Volvió de nuevo al chorro frío que de tanto ser libre ya era helado. Lo sintió caer sin piedad y sin aprensión se dejó acariciar la nuca y las sienes hasta que los ríos húmedos, casi glaciares, le invitaron a levantar suavemente la cabeza para desafiar de nuevo al espejo. Entonces se vio con el pelo empapado, el torso desnudo, sus cuarenta y pocos años teñidos de energía y ese guiño infantil que nunca perdió. Se quedó inmóvil unos segundos y añadió: “Ya no existes, gilipollas”.


El espejo triplicó el sonido en forma de mueca mientras los labios pasaban por todas las fases de la expresión hasta llegar a la sonrisa. Al tiempo, el chorro helado que seguía su curso golpeando la fría Roca del lavabo, elevando vapor hacia el cristal, añadió sobre la imagen la leyenda tripartida: “Met-amor-fosis”.

Prefirió no achacar el desconcierto a la pastilla para el dolor muscular y de nombre impronunciable porque éste desapareció como si hubiera atravesado la superficie de cristal para perderse en la capa de mercurio y estaba seguro que ya no volvería; al menos por esta vez. Aunque la palabra divida le resultara un cóctel trilingüe, la tradujo admirativamente por ¡Adelante!

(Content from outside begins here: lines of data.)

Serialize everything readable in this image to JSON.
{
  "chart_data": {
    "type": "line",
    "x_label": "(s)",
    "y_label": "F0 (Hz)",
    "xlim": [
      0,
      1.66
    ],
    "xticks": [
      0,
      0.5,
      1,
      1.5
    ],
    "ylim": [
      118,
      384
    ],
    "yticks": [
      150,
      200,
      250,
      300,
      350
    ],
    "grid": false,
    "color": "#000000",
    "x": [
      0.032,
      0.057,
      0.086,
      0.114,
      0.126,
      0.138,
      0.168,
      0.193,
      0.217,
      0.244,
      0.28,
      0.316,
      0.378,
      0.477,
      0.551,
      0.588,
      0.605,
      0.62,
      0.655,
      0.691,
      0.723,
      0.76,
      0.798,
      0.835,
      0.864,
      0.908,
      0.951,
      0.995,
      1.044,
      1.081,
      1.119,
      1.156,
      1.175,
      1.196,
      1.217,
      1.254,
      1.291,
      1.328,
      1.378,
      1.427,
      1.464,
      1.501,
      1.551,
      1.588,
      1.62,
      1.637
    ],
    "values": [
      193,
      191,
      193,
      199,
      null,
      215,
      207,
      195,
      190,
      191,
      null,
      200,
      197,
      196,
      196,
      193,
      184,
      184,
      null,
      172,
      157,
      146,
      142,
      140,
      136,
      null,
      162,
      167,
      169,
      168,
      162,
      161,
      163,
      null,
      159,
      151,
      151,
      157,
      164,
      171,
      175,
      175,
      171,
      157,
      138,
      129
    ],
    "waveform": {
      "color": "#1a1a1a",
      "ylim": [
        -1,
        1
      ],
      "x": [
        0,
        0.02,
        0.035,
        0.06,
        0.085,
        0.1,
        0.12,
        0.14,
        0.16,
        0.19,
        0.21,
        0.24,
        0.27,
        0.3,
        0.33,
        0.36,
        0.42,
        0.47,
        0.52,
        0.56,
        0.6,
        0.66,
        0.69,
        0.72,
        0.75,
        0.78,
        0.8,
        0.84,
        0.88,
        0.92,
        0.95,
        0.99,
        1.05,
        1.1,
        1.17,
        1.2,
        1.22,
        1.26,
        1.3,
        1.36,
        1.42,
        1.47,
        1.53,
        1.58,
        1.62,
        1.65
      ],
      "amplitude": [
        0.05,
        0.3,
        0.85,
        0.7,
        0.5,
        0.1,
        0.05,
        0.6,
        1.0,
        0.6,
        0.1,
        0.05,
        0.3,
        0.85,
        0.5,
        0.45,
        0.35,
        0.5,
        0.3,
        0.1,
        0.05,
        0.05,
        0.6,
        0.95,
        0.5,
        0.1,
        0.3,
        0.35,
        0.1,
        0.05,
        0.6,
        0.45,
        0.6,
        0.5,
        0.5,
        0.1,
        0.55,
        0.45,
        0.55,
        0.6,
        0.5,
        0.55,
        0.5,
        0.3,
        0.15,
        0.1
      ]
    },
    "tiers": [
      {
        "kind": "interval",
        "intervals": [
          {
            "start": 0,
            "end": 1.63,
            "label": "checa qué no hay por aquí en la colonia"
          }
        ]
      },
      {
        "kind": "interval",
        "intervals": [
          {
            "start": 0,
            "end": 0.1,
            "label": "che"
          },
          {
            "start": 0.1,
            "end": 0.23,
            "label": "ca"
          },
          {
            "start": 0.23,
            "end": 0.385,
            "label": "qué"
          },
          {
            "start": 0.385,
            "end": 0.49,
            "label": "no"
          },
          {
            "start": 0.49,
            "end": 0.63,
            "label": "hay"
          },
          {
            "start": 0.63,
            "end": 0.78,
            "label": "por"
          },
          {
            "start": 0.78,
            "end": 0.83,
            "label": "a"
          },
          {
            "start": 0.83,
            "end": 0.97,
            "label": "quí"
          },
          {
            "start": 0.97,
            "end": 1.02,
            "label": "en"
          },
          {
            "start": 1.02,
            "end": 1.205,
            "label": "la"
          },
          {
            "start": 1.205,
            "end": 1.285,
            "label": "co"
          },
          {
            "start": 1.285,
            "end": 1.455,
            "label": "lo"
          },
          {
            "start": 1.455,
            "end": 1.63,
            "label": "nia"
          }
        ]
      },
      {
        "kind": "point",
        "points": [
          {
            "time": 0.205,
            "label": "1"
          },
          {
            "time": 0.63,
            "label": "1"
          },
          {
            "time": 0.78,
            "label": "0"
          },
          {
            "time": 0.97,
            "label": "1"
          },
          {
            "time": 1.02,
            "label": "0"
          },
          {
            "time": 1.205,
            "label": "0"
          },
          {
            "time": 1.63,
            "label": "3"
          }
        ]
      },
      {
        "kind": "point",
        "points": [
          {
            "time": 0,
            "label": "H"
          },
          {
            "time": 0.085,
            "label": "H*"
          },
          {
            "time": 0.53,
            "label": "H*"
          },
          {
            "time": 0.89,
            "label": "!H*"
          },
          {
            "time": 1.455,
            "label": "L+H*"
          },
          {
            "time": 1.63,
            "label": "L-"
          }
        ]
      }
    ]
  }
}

Salió del baño como estaba y aunque se sintió de nuevo observado, perdidos ya los hilos de marioneta, desanudada para siempre la corbata, sueltos también los botones de las mangas de la camisa, llevaba la mirada al frente haciendo cálculos mentales de los segundos reprimidos durante los últimos años. Si eso Alberto lo multiplicaba por cada uno de los observadores, la cifra infinitesimal podía compararse con las estrellas. Se compadeció de los débiles y de los muy fuertes, maniatados y víctimas cada uno de su particular causa, atrapados en dolencias de todo tipo, remedios ineficaces y pastilla con nombres de Babel. Depositó en la papelera las que tomaba para su particular dolor muscular. Asió la cartera llena de aire y se fue sin dar portazo, robando a los espectadores el gusto de encogerse si el estruendo hubiera estallado. 


Con la lucidez recobrada y el cuerpo ligero como un ser inmaterial se perdió por el Gran Parque.